2. DON’T come overloaded with baby stuff. There’s no dearth of available baby products, e.g., diapers and baby food in supermarkets.
3. DO visit museums. Transporting a baby in a baby carrier will make it easy; many museums provide strollers for free. Babies do enjoy paintings, other forms of art and simply looking around. Or they may fall asleep. Lot of museums offer workshops for the older children (from 4 years old and up). Check out whether or not there are programs that appeal to your (older) children and book a session or more on the museum’s website. Advance reservations are neccessary.

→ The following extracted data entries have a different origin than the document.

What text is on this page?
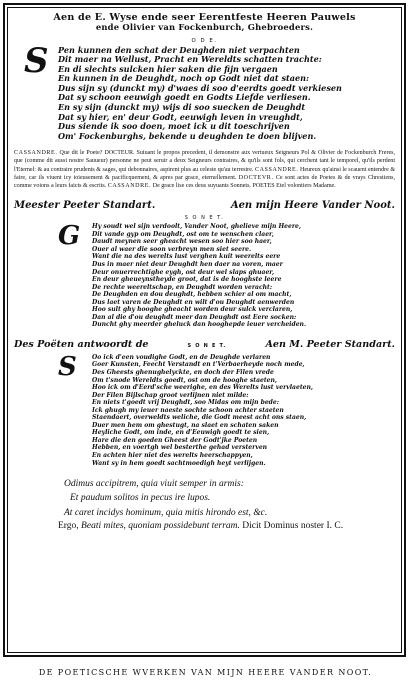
Aen de E. Wyse ende seer Eerentfeste Heeren Pauwels
ende Olivier van Fockenburch, Ghebroeders.
O D E.
S Pen kunnen den schat der Deughden niet verpachten
Dit maer na Wellust, Pracht en Wereldts schatten trachte:
En di slechts sulcken hier saken die fijn vergaen
En kunnen in de Deughdt, noch op Godt niet dat staen:
Dus sijn sy (dunckt my) d'waes di soo d'eerdts goedt verkiesen
Dat sy schoon eeuwigh goedt en Godts Liefde verliesen.
En sy sijn (dunckt my) wijs di soo suecken de Deughdt
Dat sy hier, en' deur Godt, eeuwigh leven in vreughdt,
Dus siende ik soo doen, moet ick u dit toeschrijven
Om' Fockenburghs, bekende u deughden te doen blijven.
CASSANDRE. Que dit le Poete? DOCTEUR. Suiuant le propos precedent, il demonstre aux vertueux Seigneurs Pol & Olivier de Fockenburch Freres, que (comme dit aussi nostre Sauueur) personne ne peut seruir a deux Seigneurs contraires, & qu'ils sont fols, qui cerchent tant le temporel, qu'ils perdent l'Eternel: & au contraire prudents & sages, qui debonnaires, aspirent plus au celeste qu'au terrestre. CASSANDRE. Heureux qu'ainsi le scauent entendre & faire, car ils viuent icy ioieusement & pacificquement, & apres par grace, eternellement. DOCTEVR. Ce sont actes de Poetes & de vrays Chrestiens, comme voions a leurs faicts & escrits. CASSANDRE. De grace lise ces deus suyuants Sonnets. POETES Etel volontiers Madame.
Meester Peeter Standart.	Aen mijn Heere Vander Noot.
S O N E T.
G Hy soudt wel sijn verdoolt, Vander Noot, ghelieve mijn Heere,
Dit vande gyp om Deughdt, ost om te wenschen claer,
Daudt meynen seer gheacht wesen soo hier soo haer,
Ouer al waer die soon verbreyn men siet seere.
Want die na des werelts lust verghen kuit weerelts eere
Dus in maer niet deur Deughdt hen daer na voren, maer
Deur onuerrechtighe eygh, ost deur wel slaps ghuaer,
En deur gheueynstheyde groot, dat is de hooghste leere
De rechte weereltschap, en Deughdt worden veracht:
De Deughden en dou deughdt, hebben schier al om macht,
Dus laet varen de Deughdt en wilt d'ou Deughdt aenwerden
Hoo sult ghy hooghe gheacht worden deur sulck verclaren,
Dan al die d'ou deughdt meer dan Deughdt ost Eere socken:
Duncht ghy meerder gheluck dan hooghepde ieuer vercheiden.
Des Poëten antwoordt de	S O N E T.	Aen M. Peeter Standart.
S	Oo ick d'een voudighe Godt, en de Deughde verlaren
Goer Kunsten, Feecht Verstandt en t'Verbaerheyde noch mede,
Des Gheests ghenughelyckte, en doch der Filen vrede
Om t'snode Wereldts goedt, ost om de hooghe staeten,
Hoo ick om d'Eerd'sche weerighe, en des Werelts lust vervlaeten,
Der Filen Bijlschap groot verlijnen niet milde:
En niets t'goedt vrij Deughdt, soo Midas om mijn bede:
Ick ghugh my ieuer naeste sochte schoon achter staeten
Staendaert, overweldts weliche, die Godt meest acht ons staen,
Duer men hem om ghestugt, na slaet en schaten saken
Heyliche Godt, om inde, en d'Eeuwigh goedt te sien,
Hare die den goeden Gheest der Godt'jke Poeten
Hebben, en voertgh wel besterthe gehad versterven
En achten hier niet des werelts heerschappyen,
Want sy in hem goedt sachtmoedigh heyt verlijgen.
Odimus accipitrem, quia viuit semper in armis:
Et paudum solitos in pecus ire lupos.
At caret incidys hominum, quia mitis hirondo est, &c.
Ergo, Beati mites, quoniam possidebunt terram. Dicit Dominus noster I. C.
DE POETICSCHE WVERKEN VAN MIJN HEERE VANDER NOOT.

4. TRY to avoid taking the metro with a stroller since most stations aren’t equipped with escalators nor elevators. Plus, metros can be crowded. When possible, opt to travel by bus. The network is extensive and there’s reserved seating for strollers. Plus, children under the age of four travel for free. And parents will enjoy the view during the trip. However, Parisian parents take the metro when they’re in a hurry so it’s definitely doable. If there are stairs, having two people to transport a stroller avec baby is easier on adult backs.

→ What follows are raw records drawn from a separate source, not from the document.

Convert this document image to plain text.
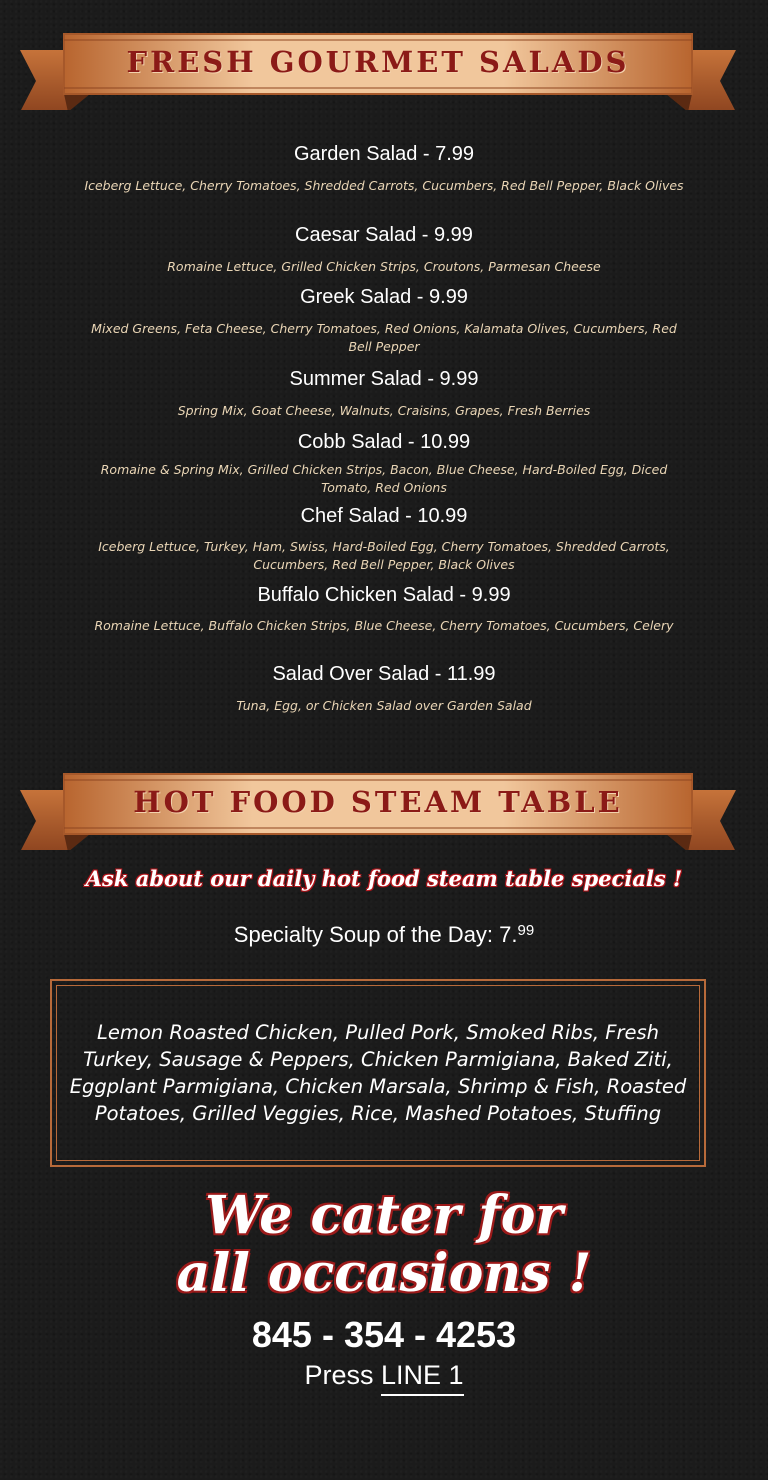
FRESH GOURMET SALADS
Garden Salad - 7.99
Iceberg Lettuce, Cherry Tomatoes, Shredded Carrots, Cucumbers, Red Bell Pepper, Black Olives
Caesar Salad - 9.99
Romaine Lettuce, Grilled Chicken Strips, Croutons, Parmesan Cheese
Greek Salad - 9.99
Mixed Greens, Feta Cheese, Cherry Tomatoes, Red Onions, Kalamata Olives, Cucumbers, Red Bell Pepper
Summer Salad - 9.99
Spring Mix, Goat Cheese, Walnuts, Craisins, Grapes, Fresh Berries
Cobb Salad - 10.99
Romaine & Spring Mix, Grilled Chicken Strips, Bacon, Blue Cheese, Hard-Boiled Egg, Diced Tomato, Red Onions
Chef Salad - 10.99
Iceberg Lettuce, Turkey, Ham, Swiss, Hard-Boiled Egg, Cherry Tomatoes, Shredded Carrots, Cucumbers, Red Bell Pepper, Black Olives
Buffalo Chicken Salad - 9.99
Romaine Lettuce, Buffalo Chicken Strips, Blue Cheese, Cherry Tomatoes, Cucumbers, Celery
Salad Over Salad - 11.99
Tuna, Egg, or Chicken Salad over Garden Salad
HOT FOOD STEAM TABLE
Ask about our daily hot food steam table specials !
Specialty Soup of the Day: 7.99
Lemon Roasted Chicken, Pulled Pork, Smoked Ribs, Fresh Turkey, Sausage & Peppers, Chicken Parmigiana, Baked Ziti, Eggplant Parmigiana, Chicken Marsala, Shrimp & Fish, Roasted Potatoes, Grilled Veggies, Rice, Mashed Potatoes, Stuffing
We cater for
all occasions !
845 - 354 - 4253
Press LINE 1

5. DON’T take a taxi without having reserved one with a baby car-seat unless your stroller is equipped with one. Few taxis transport them in their trunks, so you’ll need to call a taxi company to specifically request a car seat.

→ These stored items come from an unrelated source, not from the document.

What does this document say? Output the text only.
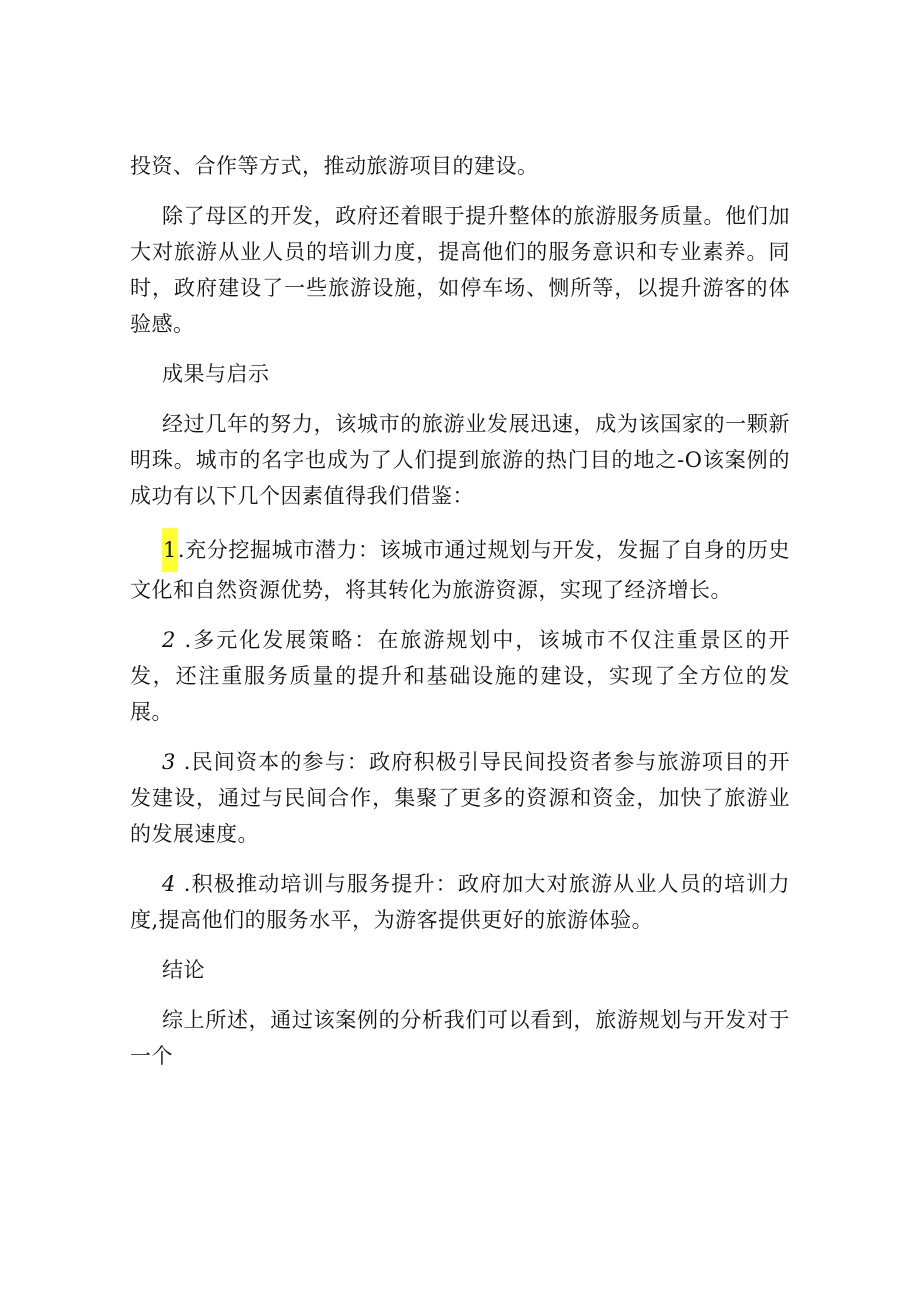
投资、合作等方式，推动旅游项目的建设。

除了母区的开发，政府还着眼于提升整体的旅游服务质量。他们加大对旅游从业人员的培训力度，提高他们的服务意识和专业素养。同时，政府建设了一些旅游设施，如停车场、恻所等，以提升游客的体验感。

成果与启示

经过几年的努力，该城市的旅游业发展迅速，成为该国家的一颗新明珠。城市的名字也成为了人们提到旅游的热门目的地之-O该案例的成功有以下几个因素值得我们借鉴：

1.充分挖掘城市潜力：该城市通过规划与开发，发掘了自身的历史文化和自然资源优势，将其转化为旅游资源，实现了经济增长。

2 .多元化发展策略：在旅游规划中，该城市不仅注重景区的开发，还注重服务质量的提升和基础设施的建设，实现了全方位的发展。

3 .民间资本的参与：政府积极引导民间投资者参与旅游项目的开发建设，通过与民间合作，集聚了更多的资源和资金，加快了旅游业的发展速度。

4 .积极推动培训与服务提升：政府加大对旅游从业人员的培训力度,提高他们的服务水平，为游客提供更好的旅游体验。

结论

综上所述，通过该案例的分析我们可以看到，旅游规划与开发对于一个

6. DO participate in baby-friendly workshops in museums. For example, the science museum in La Villette (Cité des enfants) has a section dedicated to children age 2 and above, and the music museum (Cité de la musique) organizes visits for children from age 3 years old accompanied by one adult. The Cluny, Paris’s Museum of the Middle Ages, also has its specific baby+parents visits; the first part is a cultural visit for adults while the second part is music and stories for children (in French only). Advance booking is necessary for all activities.
7. DO plan some “baby-dedicated” breaks during your stay in Paris. The city has several baby-friendly cafés and restaurants, equipped with high chairs, changing mats and even a play corner.
Here are a few:
Pendant que les enfants jouent (75012, near the Gare de Lyon)
Le Petit Bazar (75015 – our favorite)
Les 400 coups (75019)
Le Poussette Café (75009) or any other café and restaurant. Please remember, all are now smoke-free. If your baby has a melt-down in an adult establishment, please take him or her out and walk the baby until calm has been restored. It’s only polite.
8. DO visit public gardens. All of them have playgrounds for children from 2 years old. Some even offer other activities such as pony walks, carousels, pedal cars, theaters, etc. Our favorites are the Jardin des Plantes and its menagerie (a small zoo) and the old-fashioned carousel.
More parks: The rue Croulebarde or the one located on rue de la Roquette. Both are typical Parisian ones that are frequented by locals. Don’t miss the Jardin du Luxembourg for the various activities for children. If you can, visit the Luxembourg Garden during the week when it’s less crowded.
9. DO plan specific activities for your baby. There are music programs, baby gyms, baby massages and other workshops. Most are more than doable even if you don’t speak French.
10. DO plan to shop for your baby since French clothes are special and with any luck you’ll be visiting during the sales. In the rue Vavin area (6ème arrondissement) you’ll find plenty of different brands of clothes, shoes and toys. For discount clothes, the Rue Ste. Placide (6ème) stocks last year’s models and overruns.